For that reason, it's better to reference large file(s) instead of multiple small files where possible. Such as combining stylesheets or external scripts on the server-side into a single file, and using the image sprite technique to combine multiple small images.

As for loading, my understanding is the browser will load images defined in stylesheets after the page has finished loading.
Also images defined in stylesheets are only loaded if they are referenced by an HTML element.
So if you're only "using" 1 of the 5 CSS classes you've defined, only 1 of those background-images _should_ be loaded.
I only know that from my own little tests with FF and IE, so nothing's to stop other browsers from loading everything. I'm not familar with the CSS specification, maybe theres's something mentioned there?

On 14/06/06, Paul Bennett <[EMAIL PROTECTED]> wrote:
Hi Veine,

'the only dumb question is one that goes unasked' :)

The Big Brains will hopefully chime in soon, but I'm guessing it will depend upon the cache setting of the clients browser.
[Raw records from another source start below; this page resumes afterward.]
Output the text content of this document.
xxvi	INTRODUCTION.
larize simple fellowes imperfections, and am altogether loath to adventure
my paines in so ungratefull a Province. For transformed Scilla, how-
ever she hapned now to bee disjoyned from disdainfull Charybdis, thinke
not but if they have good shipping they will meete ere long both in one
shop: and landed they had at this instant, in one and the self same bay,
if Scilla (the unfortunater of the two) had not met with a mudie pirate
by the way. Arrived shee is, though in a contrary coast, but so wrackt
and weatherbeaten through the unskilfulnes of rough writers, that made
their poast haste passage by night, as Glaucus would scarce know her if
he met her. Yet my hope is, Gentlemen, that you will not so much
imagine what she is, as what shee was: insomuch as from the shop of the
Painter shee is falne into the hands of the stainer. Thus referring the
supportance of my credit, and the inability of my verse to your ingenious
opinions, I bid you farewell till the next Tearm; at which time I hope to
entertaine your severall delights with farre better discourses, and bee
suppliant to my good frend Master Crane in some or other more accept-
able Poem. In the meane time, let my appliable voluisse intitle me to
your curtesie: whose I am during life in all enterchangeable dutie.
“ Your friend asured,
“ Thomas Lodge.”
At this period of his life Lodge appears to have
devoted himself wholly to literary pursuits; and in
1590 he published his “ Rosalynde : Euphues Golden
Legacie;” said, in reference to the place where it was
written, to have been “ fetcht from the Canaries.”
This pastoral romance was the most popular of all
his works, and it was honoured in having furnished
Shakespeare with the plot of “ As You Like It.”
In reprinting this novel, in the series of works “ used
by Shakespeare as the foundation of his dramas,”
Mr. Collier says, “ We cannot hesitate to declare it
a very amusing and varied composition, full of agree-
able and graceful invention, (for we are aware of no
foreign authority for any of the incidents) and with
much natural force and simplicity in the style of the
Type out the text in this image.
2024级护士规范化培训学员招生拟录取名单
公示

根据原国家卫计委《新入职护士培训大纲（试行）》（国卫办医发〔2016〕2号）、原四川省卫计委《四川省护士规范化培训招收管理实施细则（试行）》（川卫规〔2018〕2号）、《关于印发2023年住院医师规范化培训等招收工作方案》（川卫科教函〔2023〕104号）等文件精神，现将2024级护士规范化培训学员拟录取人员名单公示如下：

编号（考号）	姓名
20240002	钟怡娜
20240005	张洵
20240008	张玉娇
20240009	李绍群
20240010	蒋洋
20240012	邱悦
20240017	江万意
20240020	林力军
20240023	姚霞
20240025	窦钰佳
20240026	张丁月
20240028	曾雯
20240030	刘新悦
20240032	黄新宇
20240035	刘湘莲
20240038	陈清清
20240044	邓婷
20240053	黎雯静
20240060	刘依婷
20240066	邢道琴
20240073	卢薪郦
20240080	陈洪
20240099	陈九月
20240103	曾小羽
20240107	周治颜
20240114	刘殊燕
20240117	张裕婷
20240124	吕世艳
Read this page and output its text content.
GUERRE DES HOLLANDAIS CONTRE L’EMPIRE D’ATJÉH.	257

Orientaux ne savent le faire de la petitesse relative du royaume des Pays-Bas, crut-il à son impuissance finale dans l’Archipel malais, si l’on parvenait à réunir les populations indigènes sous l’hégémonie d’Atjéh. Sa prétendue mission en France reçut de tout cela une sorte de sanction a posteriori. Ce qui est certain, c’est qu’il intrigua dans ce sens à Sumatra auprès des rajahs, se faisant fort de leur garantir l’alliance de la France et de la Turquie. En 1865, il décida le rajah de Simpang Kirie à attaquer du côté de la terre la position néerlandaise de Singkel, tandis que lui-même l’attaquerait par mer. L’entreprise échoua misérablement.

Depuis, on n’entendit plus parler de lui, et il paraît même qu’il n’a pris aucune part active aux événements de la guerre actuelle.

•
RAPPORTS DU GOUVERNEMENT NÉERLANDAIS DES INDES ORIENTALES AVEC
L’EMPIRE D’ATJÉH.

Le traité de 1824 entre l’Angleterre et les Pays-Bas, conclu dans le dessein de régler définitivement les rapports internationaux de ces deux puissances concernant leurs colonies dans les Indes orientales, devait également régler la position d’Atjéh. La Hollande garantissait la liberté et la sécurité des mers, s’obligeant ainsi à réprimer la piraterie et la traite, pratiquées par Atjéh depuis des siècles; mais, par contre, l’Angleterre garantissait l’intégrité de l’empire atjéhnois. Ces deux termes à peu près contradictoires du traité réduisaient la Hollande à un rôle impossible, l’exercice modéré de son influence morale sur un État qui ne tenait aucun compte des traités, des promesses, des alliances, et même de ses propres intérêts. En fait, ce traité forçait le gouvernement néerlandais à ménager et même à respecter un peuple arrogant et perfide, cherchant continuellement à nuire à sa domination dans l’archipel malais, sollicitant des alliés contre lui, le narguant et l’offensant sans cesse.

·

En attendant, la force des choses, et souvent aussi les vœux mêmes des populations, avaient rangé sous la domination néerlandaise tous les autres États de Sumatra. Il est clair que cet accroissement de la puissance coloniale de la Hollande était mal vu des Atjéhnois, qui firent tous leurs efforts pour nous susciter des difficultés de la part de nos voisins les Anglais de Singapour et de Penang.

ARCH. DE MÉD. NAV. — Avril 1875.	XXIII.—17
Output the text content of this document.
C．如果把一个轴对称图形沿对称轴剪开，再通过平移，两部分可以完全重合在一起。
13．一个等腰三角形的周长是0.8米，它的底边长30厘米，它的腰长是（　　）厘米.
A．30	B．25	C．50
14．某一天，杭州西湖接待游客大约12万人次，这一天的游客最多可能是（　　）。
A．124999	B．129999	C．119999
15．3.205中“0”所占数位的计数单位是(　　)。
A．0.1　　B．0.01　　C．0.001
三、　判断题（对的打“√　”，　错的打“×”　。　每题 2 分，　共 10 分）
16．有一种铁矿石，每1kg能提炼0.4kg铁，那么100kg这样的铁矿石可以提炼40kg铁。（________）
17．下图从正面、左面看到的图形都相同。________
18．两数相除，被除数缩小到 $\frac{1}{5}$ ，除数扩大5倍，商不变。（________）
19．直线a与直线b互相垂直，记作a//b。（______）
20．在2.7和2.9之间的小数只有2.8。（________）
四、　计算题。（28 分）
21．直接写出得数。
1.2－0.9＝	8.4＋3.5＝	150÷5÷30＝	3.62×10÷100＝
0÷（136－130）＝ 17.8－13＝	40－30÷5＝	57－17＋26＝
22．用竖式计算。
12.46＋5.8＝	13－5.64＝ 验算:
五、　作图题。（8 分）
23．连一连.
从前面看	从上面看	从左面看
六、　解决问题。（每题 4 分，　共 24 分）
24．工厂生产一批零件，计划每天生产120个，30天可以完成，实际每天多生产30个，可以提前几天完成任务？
Most people will leave the cache settings unaltered so the browser will cache your images and CSS file, then reuse them when another page calls the same files.

The big slowdown will occur when people first load the page - if you're referencing 11 *different* image files at 50Kb each, that's (counts on fingers).... 550Kb - which is way too large.

Does that help?

Paul

-----Original Message-----
From: listdad@webstandardsgroup.org [mailto: listdad@webstandardsgroup.org ] On Behalf Of Veine Vikberg
Sent: Wednesday, June 14, 2006 9:14 AM
To: wsg@webstandardsgroup.org
Subject: [WSG] How does CSS handle it's references

Greetings;

Now this may be one of the most basic questions I have ever asked on this list - and make you laugh at me but...

Here goes, if a stylesheet has a reference to three classes, each of which has an image as background that is 50K - when that stylesheet is used in another page, does that image get loaded before the page is displayed?

  I hope I make sense here, what spurred the question is that I have used an online web speed checker, and it refused to load the page, saying it was too big, cause my style sheet has 11 of those references for this partcular internal site, so the speed isn't really the issue, but I was thinking about other projects.